You Must Believe in Spring

Old farms have deep roots, and people tell us they love the fact that our Mill, formerly the Gibbs farm right on Rt. 100 between Waterbury and Stowe, has been producing food for two centuries. The Vermont farmhouse and dairy barn we operate out of date back to the early 1800s.

The roots of our cider mill also run deep: Cold Hollow Cider Mill was founded in 1974 in Bakersfield, Vermont at the base of the Cold Hollow Mountains by Eric Chittenden (a descendent of Vermont’s first governor) and his wife Francine.

It’s been a mostly sunny ride, and I like to think those deep roots (along with Vermont ingenuity, an independent streak, and a splash or two of red wine) helped us get the old Mill through a few stormy seasons since my husband Paul and I bought it at the very turn of the millennium in January, 2000.

Making a grow of it.

Before us, the Chittenden’s ran and grew the business for 25 years, moving the operation to its current location in 1976. By the late 1970s, the site of the old Gibbs farm was thriving again. The retail operation and mail order business grew rapidly and the Mill soon became one of Vermont’s top tourist destinations, bringing smiles to over 300,000 visitors annually. Along the way, Cold Hollow became one of the top producers of fresh apple cider in New England.

New additions. And new owners.

Like many endearing old Vermont structures, the Mill has ended up being updated a number of times throughout the years, and has also changed hands. After a quarter century, the Chittendens were ready to move on from running the Mill, and my husband Paul and I we were ready to take the challenge.

Skiing into the cider business via a rough patch.

My husband and I were – and still are ¬– heavy-duty skiers. In fact, he was working in the ski industry in 1999 when things started to fall apart. Or started to come together, depending on how you look at it.
The resort Paul worked at had recently gone public, and he was forced to lay off a number of longtime employees before being laid off himself.

Perseverance. Very Vermont.

Our funds were drying up. All we had was a dwindling severance, a bunch of aging ski gear (including
our 30-something knees), and a growing love of Vermont.

We were no longer finding the corporate world appealing, fulfilling, or even that interesting. We found out through the grapevine that the old Cold Hollow Cider Mill was for sale.

How hard could it be?

Call us naïve or just plain stupid (probably both) but we decided to go for it, using our entire personal nest egg. Which was not much. We had some doubts the place would even generate a cash flow. So did the seven different banks that promptly turned us down.

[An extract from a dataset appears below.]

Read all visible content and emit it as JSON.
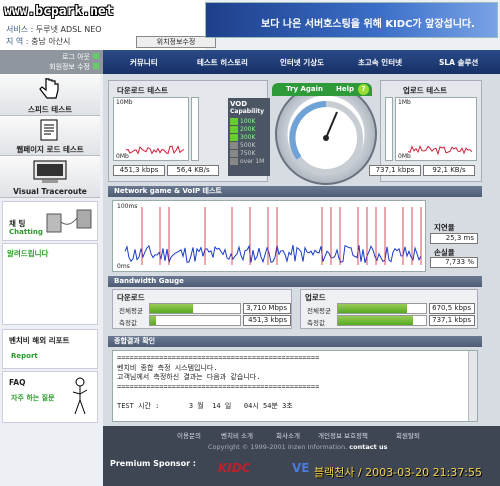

Finally, a bank decided to take a chance on us.

Self-sufficiency. Luck. And third mortgages.

It’s often a very fine line between smart and crazy. We were ecstatic. And terrified. As we worked six or seven days a week to get the business to work, the situation became semi-dire.

Hard Vermont winters are one thing. Hard Vermont years are another. But real estate was still hot, and it was hard to believe what our self-renovated old farmhouse was now worth. And yes, by 2005 we had already refinanced it three times to make payroll.

The funny thing is, we were…happy.

At least all our money was now invested in ourselves, our neighbors, and our state. That made it feel worthwhile and rewarding. And more often than not, it was fun.

Things improved. Slowly. We never stopped having fun, and over the 20 years we’ve operated the cider mill, we’ve always had – and still have – an exceptionally great staff. We couldn’t do it without them.

We’re blessed.

So if the church next door needs to use our parking lot, we just let them.
We still do many deals on a handshake, and the Mill more or less clicks along with our old vintage GE refrigerators. Our 1950’s maple syrup boiler. Our old school rack-and-cloth cider press. Our semi-mismatched signage. And a fifth generation Vermonter named Bobby in charge of cider jelly production.

It’s more art than science. The state of Vermont is our basic flavor profile: maple, apple, and honey.
That’s about extent of our market research. The people who stop by our luncheonette for a bite, or shop our catalog of Vermont favorites, are always telling us we should keep it that way.

Hard cider from a real cider mill? An easy decision.

A few years ago, we began selling modern hard ciders made from our own fresh McIntosh cider.
Smiles all around. It’s the good stuff, and it’s on tap in our inviting and comfortable tasting room and in cans and growlers to go. Our first flavor profile was called Barn Dance. And sure enough, we installed a dance floor in the tasting room featuring artwork of the work boots on the label. We love to dance.

Gratitude matters.

We enjoy making people happy in our own small way. To our customers everywhere, our employees, all our friends and neighbors here on old Route 100, we say thank you.